Headless content management system platform

Kontent.ai is a headless content management system used to create websites and applications. It is a software-as-a-service (SaaS) platform with APIs to retrieve and manage content and SDKs.

== History ==
Kontent.ai was started as a business unit of Kentico Software in 2015 in Brno by Petr Palas. The internal start-up focused on the CMS market resulted in the launch of Kentico Draft in 2016 and was relaunched as Kentico Cloud in 2017. In 2019, it was rebranded to Kentico Kontent. In 2022, the team decided to operate as a standalone company and after raising $40 million in growth capital, became Kontent.ai. It was recognized as one of 31 leading Agile CMS providers in 2022. It was also named a leader in the Headless CMS Grid on G2 Crowd platform as well as recognized in Gartner’s Market Guide for Web Content Management 2022. Kontent.ai became a certified member of the MACH Alliance in November 2022.

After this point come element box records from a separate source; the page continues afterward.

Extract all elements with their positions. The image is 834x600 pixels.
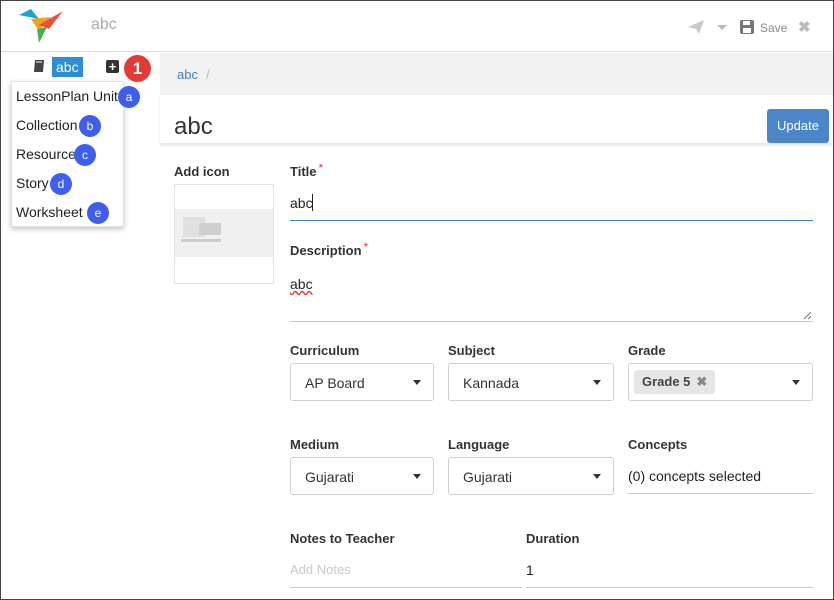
callout-badge-d: d xyxy=(50,173,72,195)
add-icon-label: Add icon xyxy=(174,164,230,179)
callout-badge-b: b xyxy=(79,115,101,137)
grade-chip: Grade 5 ✖ xyxy=(634,370,716,394)
language-select[interactable]: Gujarati xyxy=(448,457,614,495)
app-title: abc xyxy=(91,16,117,33)
curriculum-value: AP Board xyxy=(305,375,365,391)
notes-input[interactable]: Add Notes xyxy=(290,562,351,577)
medium-select[interactable]: Gujarati xyxy=(290,457,434,495)
editor-window: abc Save ✖ abc + 1 LessonPlan Unit Colle… xyxy=(0,0,834,600)
required-marker: * xyxy=(318,161,324,175)
callout-badge-c: c xyxy=(74,144,96,166)
breadcrumb-item-abc[interactable]: abc xyxy=(177,67,198,82)
title-label: Title * xyxy=(290,161,324,179)
menu-item-resource[interactable]: Resource xyxy=(16,146,76,162)
duration-underline xyxy=(526,587,813,588)
medium-label: Medium xyxy=(290,437,340,452)
save-button[interactable]: Save xyxy=(760,21,787,35)
text-cursor xyxy=(312,194,313,211)
concepts-underline xyxy=(628,493,813,494)
callout-badge-a: a xyxy=(118,86,140,108)
page-title: abc xyxy=(174,113,213,140)
title-input-underline xyxy=(290,220,813,221)
menu-item-story[interactable]: Story xyxy=(16,175,49,191)
required-marker: * xyxy=(363,240,369,254)
title-bar xyxy=(160,95,833,143)
grade-select[interactable]: Grade 5 ✖ xyxy=(628,363,813,401)
subject-label: Subject xyxy=(448,343,495,358)
concepts-label: Concepts xyxy=(628,437,688,452)
add-child-menu: LessonPlan Unit Collection Resource Stor… xyxy=(11,81,140,227)
menu-item-worksheet[interactable]: Worksheet xyxy=(16,204,83,220)
notes-underline xyxy=(290,587,522,588)
icon-thumbnail xyxy=(175,209,273,257)
save-icon[interactable] xyxy=(739,19,755,35)
duration-input[interactable]: 1 xyxy=(526,562,534,578)
callout-badge: 1 xyxy=(124,55,151,82)
bird-logo-icon xyxy=(19,9,63,43)
close-icon[interactable]: ✖ xyxy=(798,18,811,36)
notes-label: Notes to Teacher xyxy=(290,531,395,546)
book-icon xyxy=(34,60,44,72)
language-label: Language xyxy=(448,437,510,452)
breadcrumb xyxy=(160,53,833,95)
callout-badge-e: e xyxy=(87,202,109,224)
duration-label: Duration xyxy=(526,531,580,546)
grade-label: Grade xyxy=(628,343,666,358)
resize-handle-icon[interactable] xyxy=(802,310,812,320)
menu-item-lessonplan-unit[interactable]: LessonPlan Unit xyxy=(16,88,118,104)
chevron-down-icon xyxy=(792,380,800,385)
chevron-down-icon xyxy=(593,380,601,385)
curriculum-select[interactable]: AP Board xyxy=(290,363,434,401)
chevron-down-icon xyxy=(413,380,421,385)
update-button[interactable]: Update xyxy=(767,109,829,143)
curriculum-label: Curriculum xyxy=(290,343,360,358)
add-child-button[interactable]: + xyxy=(106,60,119,73)
chevron-down-icon xyxy=(413,474,421,479)
subject-value: Kannada xyxy=(463,375,520,391)
description-textarea[interactable]: abc xyxy=(290,276,313,292)
tree-node-abc[interactable]: abc xyxy=(52,57,83,77)
top-bar xyxy=(1,1,833,52)
chevron-down-icon[interactable] xyxy=(717,25,727,30)
description-label: Description * xyxy=(290,240,369,258)
description-underline xyxy=(290,321,813,322)
menu-item-collection[interactable]: Collection xyxy=(16,117,77,133)
concepts-selector[interactable]: (0) concepts selected xyxy=(628,468,761,484)
breadcrumb-separator: / xyxy=(206,67,210,82)
subject-select[interactable]: Kannada xyxy=(448,363,614,401)
title-input[interactable]: abc xyxy=(290,195,313,211)
medium-value: Gujarati xyxy=(305,469,355,485)
chevron-down-icon xyxy=(593,474,601,479)
chip-remove-icon[interactable]: ✖ xyxy=(696,374,707,389)
language-value: Gujarati xyxy=(463,469,513,485)
send-icon[interactable] xyxy=(687,19,705,35)
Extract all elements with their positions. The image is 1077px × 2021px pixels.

Kontent.ai operates as a standalone company with 5 offices located in New York, London, Amsterdam, Brno and Sydney. Petr Palas, the company’s founder, is the CEO. It's the first certified headless CMS product on the Azure Marketplace. Kontent.ai functions as a headless content management system for the development of websites and applications across platforms, including smartphones, wearable devices, virtual assistants, and other digital interfaces. It also features APIs and SDKs.

Kontent.ai is used by organizations in various sectors, including industries with regulatory requirements such as insurance and healthcare.